Il est des journées où le temps se suspend. Ce mercredi, à Acoua, le nom de « JPP » a résonné dans chaque ruelle, dans chaque coin du village, porté par l’angoisse et la solidarité. Disparu au matin, il a entraîné derrière lui tout un village, gendarmes, pompiers, familles, voisins, unis dans la même urgence : retrouver l’un des leurs.
On l’a cherché partout, des champs d’Agnala Kirombou aux pentes de Manga Bé, jusqu’aux sentiers de Bonsoleil. Chaque pas, chaque regard scrutait l’horizon. Chacun a donné de son temps, de son énergie, de son cœur. Et quand enfin, à 15h30, il a été retrouvé sain et sauf, un long soupir a parcouru le village comme une vague libératrice. La délivrance. Pris en charge par ses frères d’armes pompiers, conduit aux urgences, il laisse derrière lui un immense soupir de soulagement.

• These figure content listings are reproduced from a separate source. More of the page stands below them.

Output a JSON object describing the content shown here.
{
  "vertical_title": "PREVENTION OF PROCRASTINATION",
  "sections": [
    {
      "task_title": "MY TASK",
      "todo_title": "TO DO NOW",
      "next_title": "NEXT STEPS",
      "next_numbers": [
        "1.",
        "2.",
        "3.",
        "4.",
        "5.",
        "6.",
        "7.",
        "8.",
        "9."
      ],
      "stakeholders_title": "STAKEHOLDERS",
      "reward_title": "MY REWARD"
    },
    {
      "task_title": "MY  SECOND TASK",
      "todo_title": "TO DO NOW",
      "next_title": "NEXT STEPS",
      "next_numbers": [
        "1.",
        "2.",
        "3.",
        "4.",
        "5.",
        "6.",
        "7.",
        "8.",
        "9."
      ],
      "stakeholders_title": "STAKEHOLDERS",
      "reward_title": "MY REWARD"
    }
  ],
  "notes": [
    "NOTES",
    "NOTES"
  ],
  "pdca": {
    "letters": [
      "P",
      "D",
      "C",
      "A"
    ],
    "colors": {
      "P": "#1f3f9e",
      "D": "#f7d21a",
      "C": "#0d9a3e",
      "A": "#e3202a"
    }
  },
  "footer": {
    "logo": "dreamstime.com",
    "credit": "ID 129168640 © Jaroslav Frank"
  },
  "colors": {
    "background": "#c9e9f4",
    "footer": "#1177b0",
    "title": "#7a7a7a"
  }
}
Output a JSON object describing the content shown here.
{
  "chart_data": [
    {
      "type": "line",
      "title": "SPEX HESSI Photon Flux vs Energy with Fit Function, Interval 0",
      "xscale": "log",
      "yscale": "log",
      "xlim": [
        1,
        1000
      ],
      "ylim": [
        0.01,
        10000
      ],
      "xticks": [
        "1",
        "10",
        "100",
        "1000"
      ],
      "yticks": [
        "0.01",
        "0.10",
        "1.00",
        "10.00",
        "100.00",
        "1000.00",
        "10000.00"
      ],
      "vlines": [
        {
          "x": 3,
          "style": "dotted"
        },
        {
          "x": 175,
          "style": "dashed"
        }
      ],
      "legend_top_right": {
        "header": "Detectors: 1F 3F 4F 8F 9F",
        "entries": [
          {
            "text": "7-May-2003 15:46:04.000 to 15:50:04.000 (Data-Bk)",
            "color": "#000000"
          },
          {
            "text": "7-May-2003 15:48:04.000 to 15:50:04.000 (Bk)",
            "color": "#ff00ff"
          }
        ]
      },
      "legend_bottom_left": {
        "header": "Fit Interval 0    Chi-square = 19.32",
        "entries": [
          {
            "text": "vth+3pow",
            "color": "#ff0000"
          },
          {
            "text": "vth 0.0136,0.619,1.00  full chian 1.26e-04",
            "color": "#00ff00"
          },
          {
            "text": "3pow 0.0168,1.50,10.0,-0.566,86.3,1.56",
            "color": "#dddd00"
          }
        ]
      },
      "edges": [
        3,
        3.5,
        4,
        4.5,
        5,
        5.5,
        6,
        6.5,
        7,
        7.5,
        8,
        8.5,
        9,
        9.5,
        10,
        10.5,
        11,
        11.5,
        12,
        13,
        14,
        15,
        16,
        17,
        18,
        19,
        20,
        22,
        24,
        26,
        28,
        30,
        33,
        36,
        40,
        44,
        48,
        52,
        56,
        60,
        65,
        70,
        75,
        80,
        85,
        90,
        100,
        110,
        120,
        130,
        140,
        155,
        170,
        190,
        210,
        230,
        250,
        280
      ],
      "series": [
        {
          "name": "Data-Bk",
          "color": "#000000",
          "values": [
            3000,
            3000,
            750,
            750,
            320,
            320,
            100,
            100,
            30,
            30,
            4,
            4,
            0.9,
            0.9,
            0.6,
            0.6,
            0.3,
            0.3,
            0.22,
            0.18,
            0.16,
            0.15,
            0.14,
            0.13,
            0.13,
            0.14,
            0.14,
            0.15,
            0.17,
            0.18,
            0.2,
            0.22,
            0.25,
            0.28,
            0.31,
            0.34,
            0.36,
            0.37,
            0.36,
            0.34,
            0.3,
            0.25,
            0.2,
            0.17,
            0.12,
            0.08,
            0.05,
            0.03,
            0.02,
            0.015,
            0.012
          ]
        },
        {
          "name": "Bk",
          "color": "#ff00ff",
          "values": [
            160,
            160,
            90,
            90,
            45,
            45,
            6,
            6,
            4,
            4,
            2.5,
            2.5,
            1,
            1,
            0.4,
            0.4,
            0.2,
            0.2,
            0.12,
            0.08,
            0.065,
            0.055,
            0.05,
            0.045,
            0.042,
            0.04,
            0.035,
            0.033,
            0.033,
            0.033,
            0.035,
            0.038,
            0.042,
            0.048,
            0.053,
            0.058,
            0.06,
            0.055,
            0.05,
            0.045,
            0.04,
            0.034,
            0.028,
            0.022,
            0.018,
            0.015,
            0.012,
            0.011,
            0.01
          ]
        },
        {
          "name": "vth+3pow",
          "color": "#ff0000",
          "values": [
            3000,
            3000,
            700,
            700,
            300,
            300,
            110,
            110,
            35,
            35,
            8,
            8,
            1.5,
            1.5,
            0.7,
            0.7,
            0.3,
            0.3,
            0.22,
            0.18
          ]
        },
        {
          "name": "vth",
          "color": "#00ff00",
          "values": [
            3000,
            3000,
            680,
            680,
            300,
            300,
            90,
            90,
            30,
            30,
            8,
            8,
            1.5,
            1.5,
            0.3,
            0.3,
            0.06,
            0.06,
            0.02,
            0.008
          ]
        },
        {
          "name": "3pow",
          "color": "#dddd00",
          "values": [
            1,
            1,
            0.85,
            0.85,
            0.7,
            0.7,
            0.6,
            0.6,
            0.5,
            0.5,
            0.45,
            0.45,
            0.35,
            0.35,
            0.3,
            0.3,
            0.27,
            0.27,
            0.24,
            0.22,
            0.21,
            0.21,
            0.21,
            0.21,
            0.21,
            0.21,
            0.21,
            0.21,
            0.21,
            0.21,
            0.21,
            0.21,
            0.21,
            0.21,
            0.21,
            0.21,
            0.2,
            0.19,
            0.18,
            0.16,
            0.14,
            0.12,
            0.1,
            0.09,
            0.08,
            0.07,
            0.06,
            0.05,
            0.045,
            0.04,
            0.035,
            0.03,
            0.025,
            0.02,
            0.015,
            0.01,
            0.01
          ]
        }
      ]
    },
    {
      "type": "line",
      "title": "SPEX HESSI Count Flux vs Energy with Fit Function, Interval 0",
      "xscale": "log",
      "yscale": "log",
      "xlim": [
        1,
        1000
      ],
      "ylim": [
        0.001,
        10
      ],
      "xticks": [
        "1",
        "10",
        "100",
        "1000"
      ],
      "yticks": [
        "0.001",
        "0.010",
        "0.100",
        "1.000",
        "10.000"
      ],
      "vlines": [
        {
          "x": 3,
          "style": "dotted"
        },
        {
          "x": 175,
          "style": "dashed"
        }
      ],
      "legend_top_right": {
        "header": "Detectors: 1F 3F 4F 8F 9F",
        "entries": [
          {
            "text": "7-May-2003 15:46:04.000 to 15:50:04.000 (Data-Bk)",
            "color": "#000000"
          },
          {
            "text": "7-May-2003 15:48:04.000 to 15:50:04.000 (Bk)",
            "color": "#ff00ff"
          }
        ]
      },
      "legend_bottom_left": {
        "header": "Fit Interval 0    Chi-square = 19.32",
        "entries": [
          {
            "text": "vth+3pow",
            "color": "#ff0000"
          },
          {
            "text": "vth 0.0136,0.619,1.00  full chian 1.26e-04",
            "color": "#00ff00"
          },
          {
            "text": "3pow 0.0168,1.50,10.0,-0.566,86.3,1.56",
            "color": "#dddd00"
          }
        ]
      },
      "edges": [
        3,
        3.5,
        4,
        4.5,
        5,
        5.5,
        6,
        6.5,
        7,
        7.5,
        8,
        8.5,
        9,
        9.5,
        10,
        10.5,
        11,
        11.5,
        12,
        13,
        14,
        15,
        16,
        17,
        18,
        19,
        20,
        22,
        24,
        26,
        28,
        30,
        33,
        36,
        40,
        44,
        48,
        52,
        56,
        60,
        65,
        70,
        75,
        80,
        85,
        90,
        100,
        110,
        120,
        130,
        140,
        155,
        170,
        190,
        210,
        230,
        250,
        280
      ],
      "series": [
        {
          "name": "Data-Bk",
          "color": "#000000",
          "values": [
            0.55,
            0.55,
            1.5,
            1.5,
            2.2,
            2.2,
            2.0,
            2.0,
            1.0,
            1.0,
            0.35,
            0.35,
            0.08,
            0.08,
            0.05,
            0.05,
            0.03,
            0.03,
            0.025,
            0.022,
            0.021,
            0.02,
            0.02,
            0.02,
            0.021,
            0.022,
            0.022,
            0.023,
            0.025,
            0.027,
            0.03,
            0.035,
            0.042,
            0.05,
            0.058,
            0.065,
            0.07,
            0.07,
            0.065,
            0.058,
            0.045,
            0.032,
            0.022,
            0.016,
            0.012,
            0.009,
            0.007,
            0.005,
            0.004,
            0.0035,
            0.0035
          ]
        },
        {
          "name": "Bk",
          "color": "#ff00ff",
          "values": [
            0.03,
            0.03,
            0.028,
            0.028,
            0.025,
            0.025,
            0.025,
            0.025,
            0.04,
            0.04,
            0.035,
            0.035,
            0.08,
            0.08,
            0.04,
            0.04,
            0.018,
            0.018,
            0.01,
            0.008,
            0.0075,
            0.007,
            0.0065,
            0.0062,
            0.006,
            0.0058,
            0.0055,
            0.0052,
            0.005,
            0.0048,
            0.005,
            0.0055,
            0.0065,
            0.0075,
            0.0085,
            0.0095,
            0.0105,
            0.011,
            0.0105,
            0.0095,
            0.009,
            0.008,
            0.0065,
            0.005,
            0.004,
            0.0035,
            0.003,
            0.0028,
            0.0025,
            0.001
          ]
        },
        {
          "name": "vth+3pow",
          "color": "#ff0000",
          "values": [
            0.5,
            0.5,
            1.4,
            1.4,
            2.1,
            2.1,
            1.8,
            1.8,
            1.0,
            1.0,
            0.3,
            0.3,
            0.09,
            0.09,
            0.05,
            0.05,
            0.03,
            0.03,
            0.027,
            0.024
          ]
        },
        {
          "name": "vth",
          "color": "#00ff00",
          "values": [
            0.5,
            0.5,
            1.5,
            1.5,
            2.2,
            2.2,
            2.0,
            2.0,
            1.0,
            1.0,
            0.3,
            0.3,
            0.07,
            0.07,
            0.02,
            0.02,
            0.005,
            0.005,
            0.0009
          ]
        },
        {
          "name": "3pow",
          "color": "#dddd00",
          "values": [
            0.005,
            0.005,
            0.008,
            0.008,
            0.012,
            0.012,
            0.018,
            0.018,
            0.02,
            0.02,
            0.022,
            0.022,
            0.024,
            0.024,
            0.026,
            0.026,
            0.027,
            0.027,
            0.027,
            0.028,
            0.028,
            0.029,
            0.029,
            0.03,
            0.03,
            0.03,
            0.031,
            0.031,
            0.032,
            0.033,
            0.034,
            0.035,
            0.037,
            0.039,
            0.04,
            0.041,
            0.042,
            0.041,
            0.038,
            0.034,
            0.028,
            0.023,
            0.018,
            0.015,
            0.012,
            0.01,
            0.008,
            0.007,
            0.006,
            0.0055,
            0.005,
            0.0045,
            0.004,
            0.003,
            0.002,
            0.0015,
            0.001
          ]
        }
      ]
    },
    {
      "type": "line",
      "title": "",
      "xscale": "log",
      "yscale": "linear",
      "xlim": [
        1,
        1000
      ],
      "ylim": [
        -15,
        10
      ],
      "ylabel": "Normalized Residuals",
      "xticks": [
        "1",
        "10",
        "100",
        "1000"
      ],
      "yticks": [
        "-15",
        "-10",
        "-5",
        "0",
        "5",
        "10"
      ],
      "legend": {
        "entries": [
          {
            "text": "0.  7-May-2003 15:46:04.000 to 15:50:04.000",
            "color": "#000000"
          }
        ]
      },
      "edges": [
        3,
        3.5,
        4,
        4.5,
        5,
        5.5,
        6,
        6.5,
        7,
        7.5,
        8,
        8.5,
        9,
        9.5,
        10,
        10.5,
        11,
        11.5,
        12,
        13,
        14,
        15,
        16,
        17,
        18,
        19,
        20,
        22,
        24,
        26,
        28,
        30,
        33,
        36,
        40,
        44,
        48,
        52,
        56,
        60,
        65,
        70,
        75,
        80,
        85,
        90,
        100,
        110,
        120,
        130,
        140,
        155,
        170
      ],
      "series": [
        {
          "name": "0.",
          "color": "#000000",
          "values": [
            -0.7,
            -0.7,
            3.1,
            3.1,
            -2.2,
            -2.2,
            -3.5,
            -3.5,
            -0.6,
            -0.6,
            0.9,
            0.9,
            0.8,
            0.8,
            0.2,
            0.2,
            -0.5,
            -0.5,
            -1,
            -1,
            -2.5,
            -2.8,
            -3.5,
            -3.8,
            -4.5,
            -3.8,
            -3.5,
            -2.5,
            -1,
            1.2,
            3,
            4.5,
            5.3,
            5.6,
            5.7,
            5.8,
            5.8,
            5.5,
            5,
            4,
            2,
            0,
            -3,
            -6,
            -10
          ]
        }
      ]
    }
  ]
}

Au-delà du fait divers, c’est une leçon de solidarité qui s’est jouée sous nos yeux. Quand l’un chancelle, tout un village se lève. Quand un pompier vacille, ses camarades forment un rempart.
Supporter fidèle de l’OM, fidèle lecteur du journal acoua-info, Madjadjanois pur jus, « JPP » traverse une tempête depuis son accident de voiture. Mais aujourd’hui, il n’est plus seul : il sait qu’un village veille sur lui. Et c’est peut-être là, la plus belle des victoires.